Artikel 6. Opgravingen en ruimen

Het opgraven van lijken en het ruimen van graven is slechts toegestaan indien daarbij geen andere personen aanwezig zijn dan degenen die met deze werkzaamheden zijn belast.

Hoofdstuk III Voorschriften voor lijkbezorging

Artikel 7. Kennisgeving begraven en asbezorging, openen en sluiten van het graf

  • 1. Degene die wil doen begraven of as wil doen bijzetten, geeft daarvan uiterlijk 12.00 uur van de werkdag voorafgaande aan die waarop de begraving of bijzetting zal plaatsvinden, schriftelijk kennis aan de beheerder. Zaterdag geldt voor deze toepassing niet als werkdag. Indien de burgemeester toestemming heeft gegeven om het lijk binnen 36 uur na het overlijden te begraven, moet de kennisgeving aan de beheerder zo tijdig mogelijk worden gedaan.

  • 2. Het openen van een graf ter begraving of voor het bezorgen van as, en het daarna sluiten van een graf, alsmede het bedienen van de hulpmiddelen mag uitsluitend geschieden door een medewerker van de begraafplaats op aanwijzingen van de beheerder. De nabestaanden kunnen deze werkzaamheden onder toezicht van de medewerker, doch op eigen risico, geheel of gedeeltelijk zelf verrichten indien zij hun wens daartoe uiterlijk om 12.00 uur van de voorafgaande werkdag mondeling of schriftelijk aan de beheerder hebben kenbaar gemaakt. Zaterdag geldt voor deze toepassing niet als werkdag. Zij dienen bij deze werkzaamheden de aanwijzingen van de medewerker op te volgen.

Artikel 8. Over te leggen stukken

  • 1. Begraving mag slechts geschieden indien van tevoren het verlof tot begraven is overgelegd aan de beheerder of aan de medewerker.
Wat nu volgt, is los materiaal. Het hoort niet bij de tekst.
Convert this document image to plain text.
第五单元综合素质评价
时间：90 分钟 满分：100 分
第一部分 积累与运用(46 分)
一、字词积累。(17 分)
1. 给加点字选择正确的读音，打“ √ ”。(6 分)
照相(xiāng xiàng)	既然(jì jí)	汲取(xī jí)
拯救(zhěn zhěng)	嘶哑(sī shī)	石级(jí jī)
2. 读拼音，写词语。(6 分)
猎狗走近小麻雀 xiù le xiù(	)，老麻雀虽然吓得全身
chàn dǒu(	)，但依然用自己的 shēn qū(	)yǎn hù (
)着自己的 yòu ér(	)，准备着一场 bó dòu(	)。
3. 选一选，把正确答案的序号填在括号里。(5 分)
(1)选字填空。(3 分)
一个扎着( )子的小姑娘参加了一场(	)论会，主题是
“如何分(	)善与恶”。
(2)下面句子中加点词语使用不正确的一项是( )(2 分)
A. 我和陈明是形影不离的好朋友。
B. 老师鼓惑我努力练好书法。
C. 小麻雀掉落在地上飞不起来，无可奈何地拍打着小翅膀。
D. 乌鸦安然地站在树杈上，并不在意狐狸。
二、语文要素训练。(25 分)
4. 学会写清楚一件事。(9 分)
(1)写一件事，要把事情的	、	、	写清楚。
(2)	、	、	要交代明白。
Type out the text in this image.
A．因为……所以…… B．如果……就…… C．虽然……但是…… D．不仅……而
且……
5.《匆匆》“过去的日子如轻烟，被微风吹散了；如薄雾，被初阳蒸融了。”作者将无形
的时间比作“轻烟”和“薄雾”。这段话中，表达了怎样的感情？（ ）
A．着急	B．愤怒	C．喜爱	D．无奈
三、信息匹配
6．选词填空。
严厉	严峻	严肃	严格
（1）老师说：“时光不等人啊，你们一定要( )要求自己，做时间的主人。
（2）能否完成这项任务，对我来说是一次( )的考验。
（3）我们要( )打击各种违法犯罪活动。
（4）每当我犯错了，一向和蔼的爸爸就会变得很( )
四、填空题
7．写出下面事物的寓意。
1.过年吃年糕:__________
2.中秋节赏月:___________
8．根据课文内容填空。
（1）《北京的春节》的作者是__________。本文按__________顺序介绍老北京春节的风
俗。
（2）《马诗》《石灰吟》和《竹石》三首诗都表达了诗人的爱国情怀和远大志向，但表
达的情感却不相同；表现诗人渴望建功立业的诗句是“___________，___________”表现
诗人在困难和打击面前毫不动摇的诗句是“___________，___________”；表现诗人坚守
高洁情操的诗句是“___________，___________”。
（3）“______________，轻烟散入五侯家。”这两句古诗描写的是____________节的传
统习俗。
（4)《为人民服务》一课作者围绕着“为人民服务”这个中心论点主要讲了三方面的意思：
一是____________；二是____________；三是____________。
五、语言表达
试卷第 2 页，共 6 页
  • 2. Indien de begraving of de bezorging van as in een particulier graf zal plaatsvinden, dient een machtiging daartoe aan de beheerder te worden overgelegd ondertekend door de rechthebbende of, indien deze is overleden, door degene die in de uitvaart voorziet.

  • 3. Begraving of bijzetting in een particulier graf waarvan de uitgiftetermijn binnen de wettelijke minimum grafrusttermijn afloopt, kan alleen plaatsvinden onder gelijktijdige verlenging van de uitgiftetermijn met een zodanige periode dat de alsdan resterende uitgiftetermijn ten minste gelijk is aan de wettelijke minimum grafrusttermijn. De verlenging dient te worden aangevraagd door de rechthebbende.

  • 4. De in het derde lid bedoelde periode van verlenging wordt naar boven afgerond op gehele jaren.

  • 5. De beheerder onderzoekt de genoegzaamheid van de overgelegde stukken.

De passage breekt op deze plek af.